Boggs, a Georgia Court of Appeals judge and former Democratic member of the Georgia House of Representatives, drew fierce opposition from Democratic senators and several progressive organizations, including LGBT organizations, after being nominated to the U.S. District Court for the Northern District of Georgia by President Obama last December. He couldn’t get enough votes to advance and his nomination appeared dead in September.
“I would be cautiously optimistic” about Boggs’ nomination going forward, said Randy Evans, a McKenna Long & Aldridge partner with close connections to state and national Republicans. Evans, who co-chairs Gov. Nathan Deal’s Judicial Nominating Commission, said he does not expect Boggs to get a confirmation vote during Congress’s upcoming lame duck session while Senate Democrats still hold the majority.
Evans also said that, given the president’s commitment to Boggs and the deal that led to his nomination, the Georgia appellate judge would have “a reasonable chance” of securing a newly constituted Senate Judiciary Committee’s approval and then winning a simple majority of the Senate under relaxed filibuster rules adopted last year.
During Boggs’ two terms in the General Assembly, from 2001 to 2004, Boggs voted in favor of keeping the Confederate flag emblem as part of the state flag and and publicly naming doctors who provide abortions. He also introduced a constitutional amendment to ban same-sex marriage in the state. Boggs also argued while serving in the Georgia legislature against “activist judges” that he believed were working to bring marriage equality to same-sex couples.
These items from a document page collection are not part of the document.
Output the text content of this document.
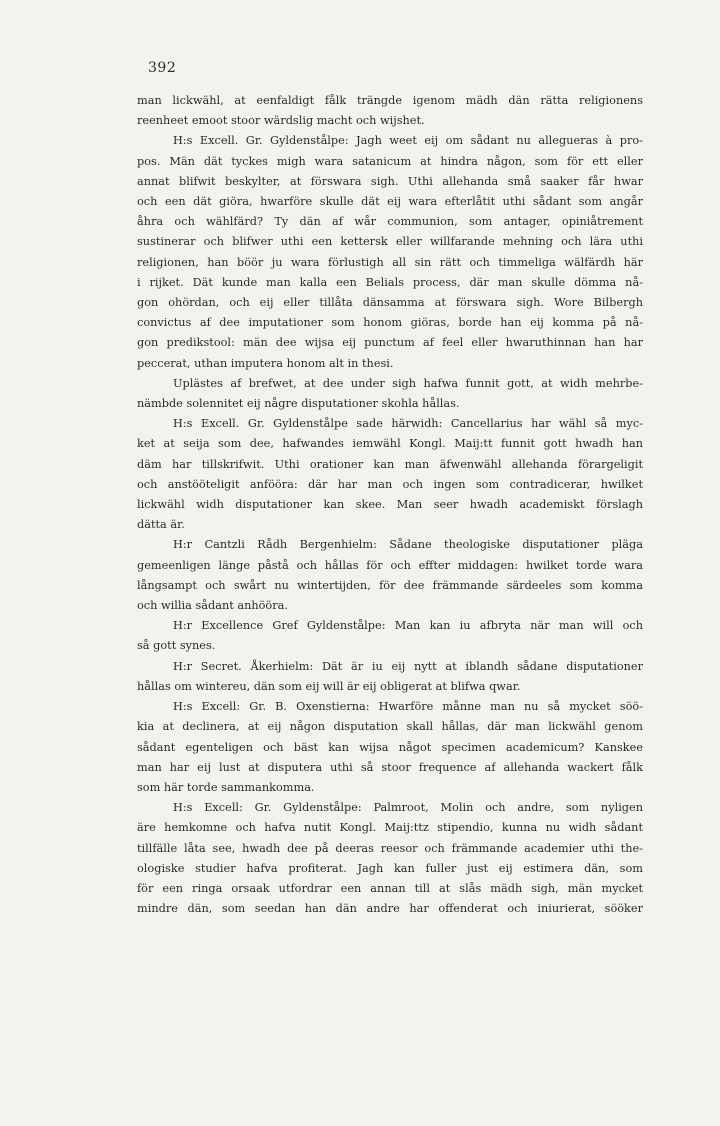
392

man lickwähl, at eenfaldigt fålk trängde igenom mädh dän rätta religionens

reenheet emoot stoor wärdslig macht och wijshet.

H:s Excell. Gr. Gyldenstålpe: Jagh weet eij om sådant nu allegueras à pro-

pos. Män dät tyckes migh wara satanicum at hindra någon, som för ett eller

annat blifwit beskylter, at förswara sigh. Uthi allehanda små saaker får hwar

och een dät giöra, hwarföre skulle dät eij wara efterlåtit uthi sådant som angår

åhra och wählfärd? Ty dän af wår communion, som antager, opiniåtrement

sustinerar och blifwer uthi een kettersk eller willfarande mehning och lära uthi

religionen, han böör ju wara förlustigh all sin rätt och timmeliga wälfärdh här

i rijket. Dät kunde man kalla een Belials process, där man skulle dömma nå-

gon ohördan, och eij eller tillåta dänsamma at förswara sigh. Wore Bilbergh

convictus af dee imputationer som honom giöras, borde han eij komma på nå-

gon predikstool: män dee wijsa eij punctum af feel eller hwaruthinnan han har

peccerat, uthan imputera honom alt in thesi.

Uplästes af brefwet, at dee under sigh hafwa funnit gott, at widh mehrbe-

nämbde solennitet eij någre disputationer skohla hållas.

H:s Excell. Gr. Gyldenstålpe sade härwidh: Cancellarius har wähl så myc-

ket at seija som dee, hafwandes iemwähl Kongl. Maij:tt funnit gott hwadh han

däm har tillskrifwit. Uthi orationer kan man äfwenwähl allehanda förargeligit

och anstööteligit anfööra: där har man och ingen som contradicerar, hwilket

lickwähl widh disputationer kan skee. Man seer hwadh academiskt förslagh

dätta är.

H:r Cantzli Rådh Bergenhielm: Sådane theologiske disputationer pläga

gemeenligen länge påstå och hållas för och effter middagen: hwilket torde wara

långsampt och swårt nu wintertijden, för dee främmande särdeeles som komma

och willia sådant anhööra.

H:r Excellence Gref Gyldenstålpe: Man kan iu afbryta när man will och

så gott synes.

H:r Secret. Åkerhielm: Dät är iu eij nytt at iblandh sådane disputationer

hållas om wintereu, dän som eij will är eij obligerat at blifwa qwar.

H:s Excell: Gr. B. Oxenstierna: Hwarföre månne man nu så mycket söö-

kia at declinera, at eij någon disputation skall hållas, där man lickwähl genom

sådant egenteligen och bäst kan wijsa något specimen academicum? Kanskee

man har eij lust at disputera uthi så stoor frequence af allehanda wackert fålk

som här torde sammankomma.

H:s Excell: Gr. Gyldenstålpe: Palmroot, Molin och andre, som nyligen

äre hemkomne och hafva nutit Kongl. Maij:ttz stipendio, kunna nu widh sådant

tillfälle låta see, hwadh dee på deeras reesor och främmande academier uthi the-

ologiske studier hafva profiterat. Jagh kan fuller just eij estimera dän, som

för een ringa orsaak utfordrar een annan till at slås mädh sigh, män mycket

mindre dän, som seedan han dän andre har offenderat och iniurierat, sööker
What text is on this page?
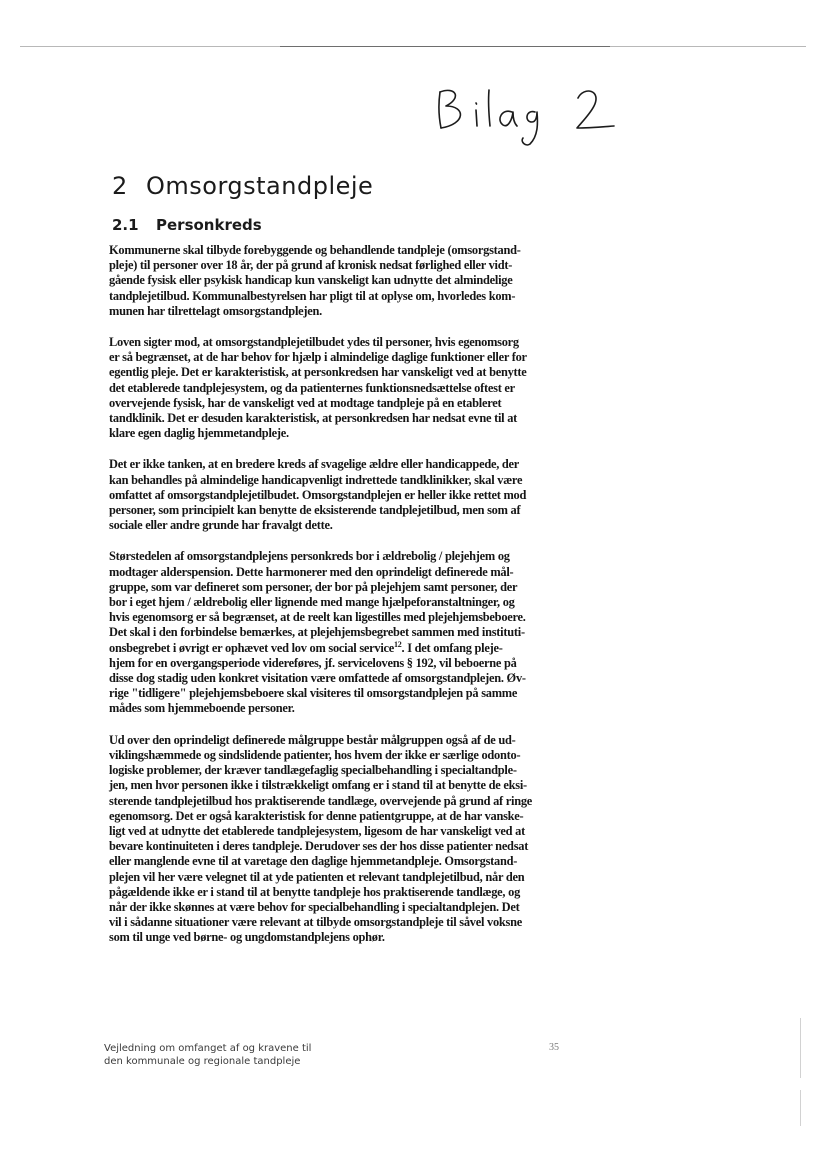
2 Omsorgstandpleje
2.1 Personkreds

Kommunerne skal tilbyde forebyggende og behandlende tandpleje (omsorgstand-
pleje) til personer over 18 år, der på grund af kronisk nedsat førlighed eller vidt-
gående fysisk eller psykisk handicap kun vanskeligt kan udnytte det almindelige
tandplejetilbud. Kommunalbestyrelsen har pligt til at oplyse om, hvorledes kom-
munen har tilrettelagt omsorgstandplejen.

Loven sigter mod, at omsorgstandplejetilbudet ydes til personer, hvis egenomsorg
er så begrænset, at de har behov for hjælp i almindelige daglige funktioner eller for
egentlig pleje. Det er karakteristisk, at personkredsen har vanskeligt ved at benytte
det etablerede tandplejesystem, og da patienternes funktionsnedsættelse oftest er
overvejende fysisk, har de vanskeligt ved at modtage tandpleje på en etableret
tandklinik. Det er desuden karakteristisk, at personkredsen har nedsat evne til at
klare egen daglig hjemmetandpleje.

Det er ikke tanken, at en bredere kreds af svagelige ældre eller handicappede, der
kan behandles på almindelige handicapvenligt indrettede tandklinikker, skal være
omfattet af omsorgstandplejetilbudet. Omsorgstandplejen er heller ikke rettet mod
personer, som principielt kan benytte de eksisterende tandplejetilbud, men som af
sociale eller andre grunde har fravalgt dette.

Størstedelen af omsorgstandplejens personkreds bor i ældrebolig / plejehjem og
modtager alderspension. Dette harmonerer med den oprindeligt definerede mål-
gruppe, som var defineret som personer, der bor på plejehjem samt personer, der
bor i eget hjem / ældrebolig eller lignende med mange hjælpeforanstaltninger, og
hvis egenomsorg er så begrænset, at de reelt kan ligestilles med plejehjemsbeboere.
Det skal i den forbindelse bemærkes, at plejehjemsbegrebet sammen med instituti-
onsbegrebet i øvrigt er ophævet ved lov om social service$^{12}$. I det omfang pleje-
hjem for en overgangsperiode videreføres, jf. servicelovens § 192, vil beboerne på
disse dog stadig uden konkret visitation være omfattede af omsorgstandplejen. Øv-
rige "tidligere" plejehjemsbeboere skal visiteres til omsorgstandplejen på samme
mådes som hjemmeboende personer.

Ud over den oprindeligt definerede målgruppe består målgruppen også af de ud-
viklingshæmmede og sindslidende patienter, hos hvem der ikke er særlige odonto-
logiske problemer, der kræver tandlægefaglig specialbehandling i specialtandple-
jen, men hvor personen ikke i tilstrækkeligt omfang er i stand til at benytte de eksi-
sterende tandplejetilbud hos praktiserende tandlæge, overvejende på grund af ringe
egenomsorg. Det er også karakteristisk for denne patientgruppe, at de har vanske-
ligt ved at udnytte det etablerede tandplejesystem, ligesom de har vanskeligt ved at
bevare kontinuiteten i deres tandpleje. Derudover ses der hos disse patienter nedsat
eller manglende evne til at varetage den daglige hjemmetandpleje. Omsorgstand-
plejen vil her være velegnet til at yde patienten et relevant tandplejetilbud, når den
pågældende ikke er i stand til at benytte tandpleje hos praktiserende tandlæge, og
når der ikke skønnes at være behov for specialbehandling i specialtandplejen. Det
vil i sådanne situationer være relevant at tilbyde omsorgstandpleje til såvel voksne
som til unge ved børne- og ungdomstandplejens ophør.

Vejledning om omfanget af og kravene til
den kommunale og regionale tandpleje
35
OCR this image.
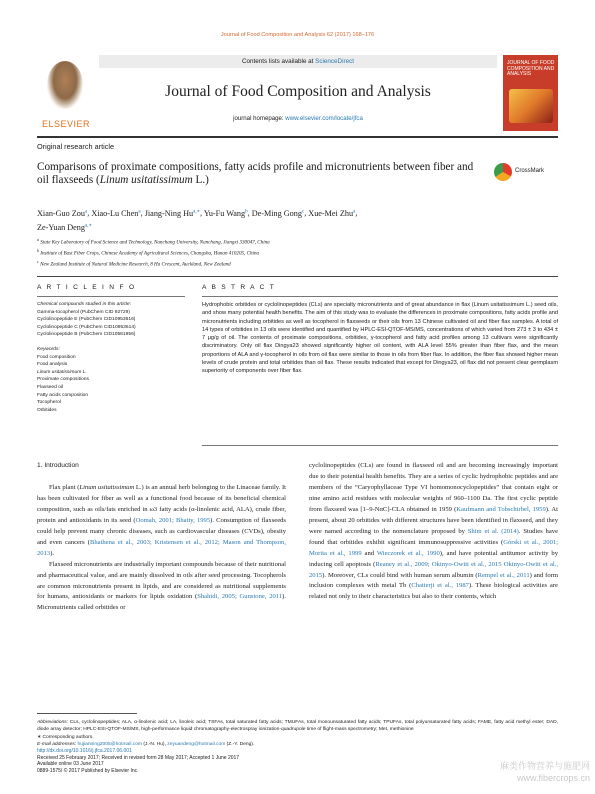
Journal of Food Composition and Analysis 62 (2017) 168–176
ELSEVIER
Contents lists available at ScienceDirect
Journal of Food Composition and Analysis
journal homepage: www.elsevier.com/locate/jfca
JOURNAL OF FOOD COMPOSITION AND ANALYSIS
Original research article
Comparisons of proximate compositions, fatty acids profile and micronutrients between fiber and oil flaxseeds (Linum usitatissimum L.)
CrossMark
Xian-Guo Zou$^a$, Xiao-Lu Chen$^a$, Jiang-Ning $Hu^{a,∗}$, Yu-Fu Wang$^b$, De-Ming Gong$^c$, Xue-Mei Zhu$^a$,
Ze-Yuan Deng$^{a,∗}$
$^a$ State Key Laboratory of Food Science and Technology, Nanchang University, Nanchang, Jiangxi 330047, China
$^b$ Institute of Bast Fiber Crops, Chinese Academy of Agricultural Sciences, Changsha, Hunan 410205, China
$^c$ New Zealand Institute of Natural Medicine Research, 8 Ha Crescent, Auckland, New Zealand
A R T I C L E I N F O	A B S T R A C T
Chemical compounds studied in this article:
Gamma-tocopherol (PubChem CID 92729)
Cyclolinopeptide E (PubChem CID10953616)
Cyclolinopeptide C (PubChem CID10953614)
Cyclolinopeptide B (PubChem CID10581956)
Keywords:
Food composition
Food analysis
Linum usitatissimum L.
Proximate compositions
Flaxseed oil
Fatty acids composition
Tocopherol
Orbitides
Hydrophobic orbitides or cyclolinopeptides (CLs) are specialty micronutrients and of great abundance in flax (Linum usitatissimum L.) seed oils, and show many potential health benefits. The aim of this study was to evaluate the differences in proximate compositions, fatty acids profile and micronutrients including orbitides as well as tocopherol in flaxseeds or their oils from 13 Chinese cultivated oil and fiber flax samples. A total of 14 types of orbitides in 13 oils were identified and quantified by HPLC-ESI-QTOF-MS/MS, concentrations of which varied from 273 ± 3 to 434 ± 7 μg/g of oil. The contents of proximate compositions, orbitides, γ-tocopherol and fatty acid profiles among 13 cultivars were significantly discriminatory. Only oil flax Dingya23 showed significantly higher oil content, with ALA level 55% greater than fiber flax, and the mean proportions of ALA and γ-tocopherol in oils from oil flax were similar to those in oils from fiber flax. In addition, the fiber flax showed higher mean levels of crude protein and total orbitides than oil flax. These results indicated that except for Dingya23, oil flax did not present clear germplasm superiority of components over fiber flax.
1. Introduction

Flax plant (Linum usitatissimum L.) is an annual herb belonging to the Linaceae family. It has been cultivated for fiber as well as a functional food because of its beneficial chemical composition, such as oils/fats enriched in ω3 fatty acids (α-linolenic acid, ALA), crude fiber, protein and antioxidants in its seed (Oomah, 2001; Bhatty, 1995). Consumption of flaxseeds could help prevent many chronic diseases, such as cardiovascular diseases (CVDs), obesity and even cancers (Bhathena et al., 2003; Kristensen et al., 2012; Mason and Thompson, 2013).

Flaxseed micronutrients are industrially important compounds because of their nutritional and pharmaceutical value, and are mainly dissolved in oils after seed processing. Tocopherols are common micronutrients present in lipids, and are considered as nutritional supplements for humans, antioxidants or markers for lipids oxidation (Shahidi, 2005; Gunstone, 2011). Micronutrients called orbitides or

cyclolinopeptides (CLs) are found in flaxseed oil and are becoming increasingly important due to their potential health benefits. They are a series of cyclic hydrophobic peptides and are members of the “Caryophyllaceae Type VI homomonocyclopeptides” that contain eight or nine amino acid residues with molecular weights of 960–1100 Da. The first cyclic peptide from flaxseed was [1–9-NαC]-CLA obtained in 1959 (Kaufmann and Tobschirbel, 1959). At present, about 20 orbitides with different structures have been identified in flaxseed, and they were named according to the nomenclature proposed by Shim et al. (2014). Studies have found that orbitides exhibit significant immunosuppressive activities (Górski et al., 2001; Morita et al., 1999 and Wieczorek et al., 1990), and have potential antitumor activity by inducing cell apoptosis (Reaney et al., 2009; Okinyo-Owiti et al., 2015 Okinyo-Owiti et al., 2015). Moreover, CLs could bind with human serum albumin (Rempel et al., 2011) and form inclusion complexes with metal Tb (Chatterji et al., 1987). These biological activities are related not only to their characteristics but also to their contents, which

Abbreviations: CLs, cyclolinopeptides; ALA, α-linolenic acid; LA, linoleic acid; TSFAs, total saturated fatty acids; TMUFAs, total monounsaturated fatty acids; TPUFAs, total polyunsaturated fatty acids; FAME, fatty acid methyl ester; DAD, diode array detector; HPLC-ESI-QTOF-MS/MS, high-performance liquid chromatography-electrospray ionization-quadrupole time of flight-mass spectrometry; Met, methionine
∗ Corresponding authors.
E-mail addresses: hujianning2005@hotmail.com (J.-N. Hu), zeyuandeng@hotmail.com (Z.-Y. Deng).
http://dx.doi.org/10.1016/j.jfca.2017.06.001
Received 25 February 2017; Received in revised form 28 May 2017; Accepted 1 June 2017
Available online 03 June 2017
0889-1575/ © 2017 Published by Elsevier Inc.	麻类作物营养与施肥网
www.fibercrops.cn
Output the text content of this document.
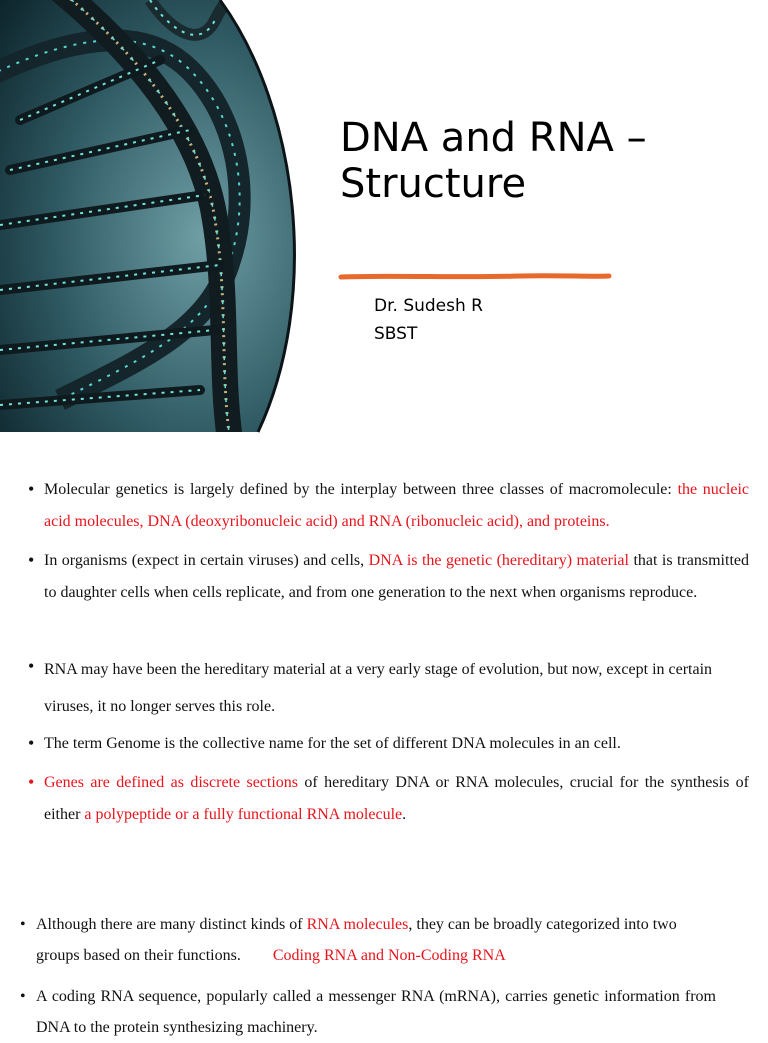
DNA and RNA –
Structure
Dr. Sudesh R
SBST
• Molecular genetics is largely defined by the interplay between three classes of macromolecule: the nucleic acid molecules, DNA (deoxyribonucleic acid) and RNA (ribonucleic acid), and proteins.
• In organisms (expect in certain viruses) and cells, DNA is the genetic (hereditary) material that is transmitted to daughter cells when cells replicate, and from one generation to the next when organisms reproduce.
• RNA may have been the hereditary material at a very early stage of evolution, but now, except in certain viruses, it no longer serves this role.
• The term Genome is the collective name for the set of different DNA molecules in an cell.
• Genes are defined as discrete sections of hereditary DNA or RNA molecules, crucial for the synthesis of either a polypeptide or a fully functional RNA molecule.
• Although there are many distinct kinds of RNA molecules, they can be broadly categorized into two groups based on their functions. Coding RNA and Non-Coding RNA
• A coding RNA sequence, popularly called a messenger RNA (mRNA), carries genetic information from DNA to the protein synthesizing machinery.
“It is our strong belief that this appointment would undermine the progress of the LGBT community in Georgia and across the country,” said Molly Simmons, Atlanta Member of HRC’s Board of Directors, in a prepared statement at the time. “All Georgians deserve judicial officials who will treat them equally under the law and we urge Senators Isakson and Chambliss to reconsider this judicial nomination.”
Boggs was grilled by Democratic senators in a confirmation hearing last June and couldn’t recover, with Sen. Patrick Leahy confirming that the Georgia judge did not have the votes to get out of the Senate Judiciary Committee and his path to the federal bench was blocked, until now.